From 1899 onward, Negovani published works in Albanian such as fables and didactic poems, religious instruction texts and articles often composed as sermons in Albanian publications like the almanac Kalendari Kombiar and newspaper Drita. Several notable works in Albanian by Negovani were the History of the Old Testament (1899), a History of the Bible (1903), and the Acts of the Holy Apostles (1906).

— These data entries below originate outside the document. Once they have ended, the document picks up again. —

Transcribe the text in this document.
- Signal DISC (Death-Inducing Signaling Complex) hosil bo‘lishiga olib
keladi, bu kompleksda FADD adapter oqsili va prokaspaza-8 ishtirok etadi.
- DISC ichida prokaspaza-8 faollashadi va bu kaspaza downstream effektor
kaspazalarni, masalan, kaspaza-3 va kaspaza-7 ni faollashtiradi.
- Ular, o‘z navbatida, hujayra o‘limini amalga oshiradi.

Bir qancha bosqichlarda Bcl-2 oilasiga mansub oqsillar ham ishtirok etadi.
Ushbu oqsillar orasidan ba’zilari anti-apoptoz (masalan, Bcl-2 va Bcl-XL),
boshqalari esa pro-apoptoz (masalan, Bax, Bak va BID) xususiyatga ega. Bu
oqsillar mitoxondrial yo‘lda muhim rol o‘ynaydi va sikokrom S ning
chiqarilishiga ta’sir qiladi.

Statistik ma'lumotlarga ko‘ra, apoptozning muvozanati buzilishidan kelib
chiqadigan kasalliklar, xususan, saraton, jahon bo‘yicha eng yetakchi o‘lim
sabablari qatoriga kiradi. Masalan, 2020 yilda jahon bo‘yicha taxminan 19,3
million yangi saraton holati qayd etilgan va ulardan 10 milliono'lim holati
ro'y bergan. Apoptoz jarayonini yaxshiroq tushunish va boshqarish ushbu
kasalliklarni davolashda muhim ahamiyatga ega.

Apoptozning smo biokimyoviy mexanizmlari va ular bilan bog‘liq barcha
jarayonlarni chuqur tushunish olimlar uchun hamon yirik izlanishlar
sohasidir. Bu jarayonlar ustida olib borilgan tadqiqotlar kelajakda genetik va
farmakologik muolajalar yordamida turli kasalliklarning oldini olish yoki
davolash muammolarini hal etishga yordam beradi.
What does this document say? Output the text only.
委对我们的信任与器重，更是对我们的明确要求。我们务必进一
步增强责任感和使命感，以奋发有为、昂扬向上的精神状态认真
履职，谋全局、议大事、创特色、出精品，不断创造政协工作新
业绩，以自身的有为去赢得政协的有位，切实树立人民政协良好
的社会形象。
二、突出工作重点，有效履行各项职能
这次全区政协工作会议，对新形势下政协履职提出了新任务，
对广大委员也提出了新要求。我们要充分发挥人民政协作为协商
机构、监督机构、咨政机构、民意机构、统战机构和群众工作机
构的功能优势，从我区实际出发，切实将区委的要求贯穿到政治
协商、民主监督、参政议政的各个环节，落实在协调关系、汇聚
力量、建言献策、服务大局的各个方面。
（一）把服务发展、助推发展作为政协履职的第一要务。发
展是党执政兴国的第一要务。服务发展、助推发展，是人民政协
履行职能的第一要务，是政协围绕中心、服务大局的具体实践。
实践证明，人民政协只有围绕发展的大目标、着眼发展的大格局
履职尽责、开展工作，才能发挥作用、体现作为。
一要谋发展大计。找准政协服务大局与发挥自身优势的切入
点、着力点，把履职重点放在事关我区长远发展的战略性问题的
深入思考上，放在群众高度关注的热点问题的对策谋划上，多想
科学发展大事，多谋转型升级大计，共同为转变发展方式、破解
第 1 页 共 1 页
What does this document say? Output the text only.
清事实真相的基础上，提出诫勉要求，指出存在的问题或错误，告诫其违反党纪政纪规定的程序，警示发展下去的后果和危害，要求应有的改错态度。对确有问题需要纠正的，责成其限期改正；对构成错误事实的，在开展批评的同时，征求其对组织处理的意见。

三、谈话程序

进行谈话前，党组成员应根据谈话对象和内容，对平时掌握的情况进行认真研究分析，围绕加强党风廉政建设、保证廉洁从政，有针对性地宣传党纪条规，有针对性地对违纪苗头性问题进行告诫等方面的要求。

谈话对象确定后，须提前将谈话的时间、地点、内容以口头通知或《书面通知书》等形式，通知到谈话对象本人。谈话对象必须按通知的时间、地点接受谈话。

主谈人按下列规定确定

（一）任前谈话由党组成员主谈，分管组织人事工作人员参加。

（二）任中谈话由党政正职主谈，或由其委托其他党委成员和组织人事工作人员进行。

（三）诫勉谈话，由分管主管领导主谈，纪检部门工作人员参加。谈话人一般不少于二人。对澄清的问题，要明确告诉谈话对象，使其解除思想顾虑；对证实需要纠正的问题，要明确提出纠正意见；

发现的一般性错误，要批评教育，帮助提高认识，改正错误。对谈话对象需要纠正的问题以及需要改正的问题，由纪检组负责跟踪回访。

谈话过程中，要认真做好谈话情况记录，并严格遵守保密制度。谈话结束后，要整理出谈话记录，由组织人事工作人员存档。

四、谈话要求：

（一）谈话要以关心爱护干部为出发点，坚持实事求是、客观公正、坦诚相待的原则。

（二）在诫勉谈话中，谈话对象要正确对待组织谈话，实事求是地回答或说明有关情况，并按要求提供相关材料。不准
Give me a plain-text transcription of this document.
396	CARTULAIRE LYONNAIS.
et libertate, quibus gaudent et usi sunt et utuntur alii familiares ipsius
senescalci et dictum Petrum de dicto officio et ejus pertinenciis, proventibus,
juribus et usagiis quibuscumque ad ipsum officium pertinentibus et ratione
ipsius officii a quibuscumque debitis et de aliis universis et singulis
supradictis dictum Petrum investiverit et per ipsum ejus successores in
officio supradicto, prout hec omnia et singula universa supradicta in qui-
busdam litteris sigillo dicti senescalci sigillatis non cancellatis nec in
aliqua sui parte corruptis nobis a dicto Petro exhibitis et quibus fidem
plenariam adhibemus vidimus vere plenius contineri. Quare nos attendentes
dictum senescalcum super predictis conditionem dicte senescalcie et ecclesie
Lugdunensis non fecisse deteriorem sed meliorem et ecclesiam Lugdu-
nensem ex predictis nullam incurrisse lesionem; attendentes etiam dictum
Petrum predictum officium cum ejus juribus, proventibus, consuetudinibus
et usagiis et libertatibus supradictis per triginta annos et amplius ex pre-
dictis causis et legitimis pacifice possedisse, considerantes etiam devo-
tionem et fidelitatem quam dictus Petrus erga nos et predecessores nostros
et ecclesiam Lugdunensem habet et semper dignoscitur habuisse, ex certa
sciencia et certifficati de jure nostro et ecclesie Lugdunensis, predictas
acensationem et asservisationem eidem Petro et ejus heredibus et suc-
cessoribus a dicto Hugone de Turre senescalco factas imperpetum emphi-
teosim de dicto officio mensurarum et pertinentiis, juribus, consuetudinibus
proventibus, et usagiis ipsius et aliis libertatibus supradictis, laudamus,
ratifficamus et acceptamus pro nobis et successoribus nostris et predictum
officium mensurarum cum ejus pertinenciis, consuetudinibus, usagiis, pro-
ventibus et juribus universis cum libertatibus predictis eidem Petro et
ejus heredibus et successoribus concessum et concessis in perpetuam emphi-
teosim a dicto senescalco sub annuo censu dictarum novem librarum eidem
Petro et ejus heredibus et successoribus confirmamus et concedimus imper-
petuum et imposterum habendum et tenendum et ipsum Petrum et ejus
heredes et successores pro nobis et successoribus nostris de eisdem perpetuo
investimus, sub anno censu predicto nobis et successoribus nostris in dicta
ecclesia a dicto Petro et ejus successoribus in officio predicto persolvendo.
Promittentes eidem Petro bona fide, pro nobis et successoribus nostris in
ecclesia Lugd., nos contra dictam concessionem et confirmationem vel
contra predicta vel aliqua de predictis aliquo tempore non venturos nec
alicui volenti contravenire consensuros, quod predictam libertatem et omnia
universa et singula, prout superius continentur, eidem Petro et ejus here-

Negovani opposed Greek propaganda and was against marriages with "foreign elements". During 1905, Negovani, in the presence of Bishop Karavangelis conducted the Orthodox Divine Liturgy in the Albanian Tosk dialect. Karavangelis denounced the usage of Albanian in mass and under his orders had Negovani murdered. The village of Negovani was attacked (12 February 1905) by Greek guerillas (andartes) and Kristo Negovani along with his brother and three other villagers were killed. Negovani's death aroused a nationalist response with the Albanian guerilla band of Bajo Topulli killing the Metropolitan of Korçë, Photios.

==Works==
Negovani is the author of prose and poetry, including school texts, translations and fables. Among his publications are
- The History of the Old Testament, (Istori e Dhiatës së Vjetërë), Bucharest 1889;
- The Destruction of Hormova, (Prishija e Hormovësë), Sofia 1904;
- Little Dhonat Argjendi (I vogëli Dhonat Argjendi), Costanza 1904;
- Works of the Holy Apostles (Bëmatë të shëntorëvet dërgimtarë), Sofia 1906
- History of Plikati (Istorishkronjë e Plikatit), Thessaloniki 1909.